Immediate Market Entrance

The Kontiki acquisition allows VeriSign to immediately enter the broadband content market, Irvin said, so it can help carriers and others compete in today’s digital world.

Kontiki’s system will form the cornerstone of VeriSign’s Broadband Content Services platform to allow content providers to deliver rich media over broadband networks to personal computers, television sets and portable devices.

The broadband delivery capabilities complement VeriSign’s Mobile Content Services infrastructure and expand the company’s Content Services portfolio, according to analysts.

“Many of VeriSign’s businesses center on providing infrastructure around the Internet and around telecom,” Stifel Nicolaus analyst Todd Weller told the E-Commerce Times. “This acquisition makes sense because it is an infrastructure play and fits in with its mobile content strategy.”
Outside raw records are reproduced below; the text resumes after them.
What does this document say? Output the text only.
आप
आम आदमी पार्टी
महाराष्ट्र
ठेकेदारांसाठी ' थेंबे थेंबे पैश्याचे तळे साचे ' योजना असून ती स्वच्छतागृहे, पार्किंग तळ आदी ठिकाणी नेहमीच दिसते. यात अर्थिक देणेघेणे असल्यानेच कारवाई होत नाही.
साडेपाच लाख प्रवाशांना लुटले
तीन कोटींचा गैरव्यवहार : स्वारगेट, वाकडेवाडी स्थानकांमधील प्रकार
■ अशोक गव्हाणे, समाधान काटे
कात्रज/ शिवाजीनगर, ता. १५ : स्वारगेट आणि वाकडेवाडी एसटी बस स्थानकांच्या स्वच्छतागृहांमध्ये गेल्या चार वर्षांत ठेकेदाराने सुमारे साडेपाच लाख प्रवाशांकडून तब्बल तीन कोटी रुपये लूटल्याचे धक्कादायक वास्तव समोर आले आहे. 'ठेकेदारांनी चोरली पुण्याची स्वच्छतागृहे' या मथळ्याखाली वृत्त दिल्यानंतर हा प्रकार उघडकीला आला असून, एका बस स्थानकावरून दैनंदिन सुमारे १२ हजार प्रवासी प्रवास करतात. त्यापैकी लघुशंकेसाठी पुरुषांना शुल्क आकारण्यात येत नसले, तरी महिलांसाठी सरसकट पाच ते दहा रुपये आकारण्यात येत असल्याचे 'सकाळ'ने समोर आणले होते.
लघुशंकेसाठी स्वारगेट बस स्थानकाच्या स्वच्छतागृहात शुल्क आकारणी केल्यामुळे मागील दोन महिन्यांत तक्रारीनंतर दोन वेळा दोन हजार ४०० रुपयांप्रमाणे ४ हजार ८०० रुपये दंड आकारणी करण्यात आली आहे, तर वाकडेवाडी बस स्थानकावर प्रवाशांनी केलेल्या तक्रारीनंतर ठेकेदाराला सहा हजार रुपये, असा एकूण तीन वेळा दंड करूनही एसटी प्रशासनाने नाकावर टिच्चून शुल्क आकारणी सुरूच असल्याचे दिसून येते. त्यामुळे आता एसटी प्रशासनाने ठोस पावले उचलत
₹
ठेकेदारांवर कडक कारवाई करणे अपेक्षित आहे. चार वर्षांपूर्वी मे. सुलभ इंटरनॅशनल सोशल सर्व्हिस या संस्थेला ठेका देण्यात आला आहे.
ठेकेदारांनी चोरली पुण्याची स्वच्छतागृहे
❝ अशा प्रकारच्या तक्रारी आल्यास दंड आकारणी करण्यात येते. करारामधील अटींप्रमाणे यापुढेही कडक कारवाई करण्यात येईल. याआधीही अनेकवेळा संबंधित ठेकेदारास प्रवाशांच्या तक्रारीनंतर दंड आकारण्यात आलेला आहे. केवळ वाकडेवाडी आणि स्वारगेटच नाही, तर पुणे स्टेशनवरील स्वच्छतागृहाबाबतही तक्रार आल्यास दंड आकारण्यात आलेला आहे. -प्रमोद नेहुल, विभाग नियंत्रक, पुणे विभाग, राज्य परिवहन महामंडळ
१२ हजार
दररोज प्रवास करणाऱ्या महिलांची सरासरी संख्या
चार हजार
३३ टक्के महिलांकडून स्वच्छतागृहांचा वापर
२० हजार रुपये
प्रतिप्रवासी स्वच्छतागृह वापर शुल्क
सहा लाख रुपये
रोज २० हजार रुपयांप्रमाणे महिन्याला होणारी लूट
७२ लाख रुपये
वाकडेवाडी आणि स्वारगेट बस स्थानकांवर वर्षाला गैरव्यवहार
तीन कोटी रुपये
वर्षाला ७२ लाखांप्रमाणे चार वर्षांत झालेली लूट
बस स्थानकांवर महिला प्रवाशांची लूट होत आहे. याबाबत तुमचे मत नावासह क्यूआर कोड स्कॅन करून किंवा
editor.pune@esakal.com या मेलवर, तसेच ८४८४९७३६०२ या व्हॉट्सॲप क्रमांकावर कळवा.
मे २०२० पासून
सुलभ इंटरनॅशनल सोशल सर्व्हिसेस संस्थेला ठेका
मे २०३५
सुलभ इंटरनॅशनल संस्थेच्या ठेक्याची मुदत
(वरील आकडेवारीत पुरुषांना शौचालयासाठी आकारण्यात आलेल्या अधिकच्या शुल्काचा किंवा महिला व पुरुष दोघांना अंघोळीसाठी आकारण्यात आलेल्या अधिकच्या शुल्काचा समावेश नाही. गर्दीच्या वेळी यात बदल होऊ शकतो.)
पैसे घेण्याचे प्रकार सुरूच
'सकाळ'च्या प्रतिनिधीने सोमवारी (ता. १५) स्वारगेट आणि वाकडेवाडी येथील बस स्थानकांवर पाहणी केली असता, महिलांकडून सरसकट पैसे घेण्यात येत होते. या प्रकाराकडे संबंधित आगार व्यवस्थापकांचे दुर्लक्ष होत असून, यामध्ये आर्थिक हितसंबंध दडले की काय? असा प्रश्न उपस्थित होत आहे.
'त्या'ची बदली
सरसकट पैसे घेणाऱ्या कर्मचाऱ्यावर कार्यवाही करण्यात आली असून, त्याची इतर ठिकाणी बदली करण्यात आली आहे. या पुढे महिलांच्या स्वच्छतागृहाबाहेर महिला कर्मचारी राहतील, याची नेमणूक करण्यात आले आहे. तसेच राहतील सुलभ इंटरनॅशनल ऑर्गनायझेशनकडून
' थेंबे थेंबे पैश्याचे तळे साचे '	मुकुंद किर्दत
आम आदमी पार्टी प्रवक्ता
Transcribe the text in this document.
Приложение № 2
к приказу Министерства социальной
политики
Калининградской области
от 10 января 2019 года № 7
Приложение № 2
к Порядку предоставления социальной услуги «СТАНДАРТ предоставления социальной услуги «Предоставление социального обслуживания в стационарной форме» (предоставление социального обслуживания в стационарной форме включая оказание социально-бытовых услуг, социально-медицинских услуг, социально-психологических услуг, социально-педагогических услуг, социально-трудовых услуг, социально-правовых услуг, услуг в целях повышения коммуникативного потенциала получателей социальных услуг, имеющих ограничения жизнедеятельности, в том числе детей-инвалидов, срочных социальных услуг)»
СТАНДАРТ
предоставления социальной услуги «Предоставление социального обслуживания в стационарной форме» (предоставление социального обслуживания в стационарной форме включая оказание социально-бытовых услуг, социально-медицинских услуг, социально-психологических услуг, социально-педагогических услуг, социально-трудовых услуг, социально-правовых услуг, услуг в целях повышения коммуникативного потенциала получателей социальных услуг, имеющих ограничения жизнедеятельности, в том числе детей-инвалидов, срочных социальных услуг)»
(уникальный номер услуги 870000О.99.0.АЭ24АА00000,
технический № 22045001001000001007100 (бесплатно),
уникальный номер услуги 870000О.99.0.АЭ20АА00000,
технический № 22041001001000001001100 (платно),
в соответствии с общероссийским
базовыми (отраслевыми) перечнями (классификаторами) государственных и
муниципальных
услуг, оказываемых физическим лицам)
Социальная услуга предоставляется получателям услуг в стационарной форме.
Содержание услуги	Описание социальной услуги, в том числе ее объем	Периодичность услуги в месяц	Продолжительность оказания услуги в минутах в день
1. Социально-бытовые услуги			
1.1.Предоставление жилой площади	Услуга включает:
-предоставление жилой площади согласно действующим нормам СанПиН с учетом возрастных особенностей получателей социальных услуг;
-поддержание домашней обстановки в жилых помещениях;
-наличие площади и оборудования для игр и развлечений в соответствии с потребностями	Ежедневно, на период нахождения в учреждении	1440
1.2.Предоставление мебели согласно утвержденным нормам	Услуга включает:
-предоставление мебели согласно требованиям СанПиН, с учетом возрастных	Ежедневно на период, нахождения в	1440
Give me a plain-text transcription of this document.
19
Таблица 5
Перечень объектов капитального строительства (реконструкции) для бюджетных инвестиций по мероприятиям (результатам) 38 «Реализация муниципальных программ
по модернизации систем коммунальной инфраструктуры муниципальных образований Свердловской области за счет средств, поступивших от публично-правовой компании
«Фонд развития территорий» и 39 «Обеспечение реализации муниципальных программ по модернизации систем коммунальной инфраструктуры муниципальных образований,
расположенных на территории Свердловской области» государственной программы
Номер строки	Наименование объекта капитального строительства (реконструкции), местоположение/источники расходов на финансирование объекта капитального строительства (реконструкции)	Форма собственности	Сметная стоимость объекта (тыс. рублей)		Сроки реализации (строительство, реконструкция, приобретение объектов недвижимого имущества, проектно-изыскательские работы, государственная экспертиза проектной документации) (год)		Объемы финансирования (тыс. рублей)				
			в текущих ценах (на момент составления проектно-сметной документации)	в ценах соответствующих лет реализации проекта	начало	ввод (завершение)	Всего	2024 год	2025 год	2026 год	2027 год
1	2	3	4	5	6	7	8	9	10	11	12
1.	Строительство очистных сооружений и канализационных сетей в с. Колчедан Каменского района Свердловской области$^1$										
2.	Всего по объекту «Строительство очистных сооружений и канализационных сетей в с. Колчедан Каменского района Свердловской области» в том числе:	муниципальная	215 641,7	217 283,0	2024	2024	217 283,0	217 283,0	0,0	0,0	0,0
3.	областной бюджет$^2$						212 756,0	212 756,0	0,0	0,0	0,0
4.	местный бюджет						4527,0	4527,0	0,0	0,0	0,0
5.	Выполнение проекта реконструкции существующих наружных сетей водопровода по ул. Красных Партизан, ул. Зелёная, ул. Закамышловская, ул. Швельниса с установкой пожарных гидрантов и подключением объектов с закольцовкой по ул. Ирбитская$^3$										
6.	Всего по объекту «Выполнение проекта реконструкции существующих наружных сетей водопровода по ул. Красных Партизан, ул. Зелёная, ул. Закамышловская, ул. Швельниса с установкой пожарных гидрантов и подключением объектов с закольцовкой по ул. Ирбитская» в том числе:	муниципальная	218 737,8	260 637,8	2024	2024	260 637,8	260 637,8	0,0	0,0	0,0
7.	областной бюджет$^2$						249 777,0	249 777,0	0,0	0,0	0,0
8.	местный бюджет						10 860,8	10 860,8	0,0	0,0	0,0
The Mobile Content Strategy

VeriSign purchased wireless content service provider Jamba in May 2004 for $273 million in cash, which surprised many analysts because the company is one that offers a consumer facing product rather than infrastructure technology. VeriSign at that time said it planned to tap into Jamba’s content mediation platform.

“VeriSign is trying to reposition the Jamba business away from the direct to consumer model to become an enabler that provides some of the infrastructure or plumbing for mobile content,” Weller said.

With more digital content being delivered to PCs over broadband, Weller noted, there is an opportunity for VeriSign in the space. Whether or not it becomes a material business remains to be seen.

Understanding Kontiki

Kontiki’s platform, which supports legal distribution of rich digital media over IP networks, is being used by Internet portals, broadcasters and Fortune 500 companies, like AOL, BSkyB and Verizon (NYSE: V).

The technology affords economic advantages to customers that want to securely distribute DVD and HD quality video using a system that protects content owner and distributor rights, VeriSign said. VeriSign itself uses the technology to deliver company meeting videos to its employees.

The $62 million transaction is being accounted for as a purchase transaction and is expected to close in the first quarter of 2006. The financial impact of the transaction will be disclosed following the closing. VeriSign also said Monday that it has completed the acquisition of 3united Mobile Solutions, for which it paid 55 million Euros (US$66 million).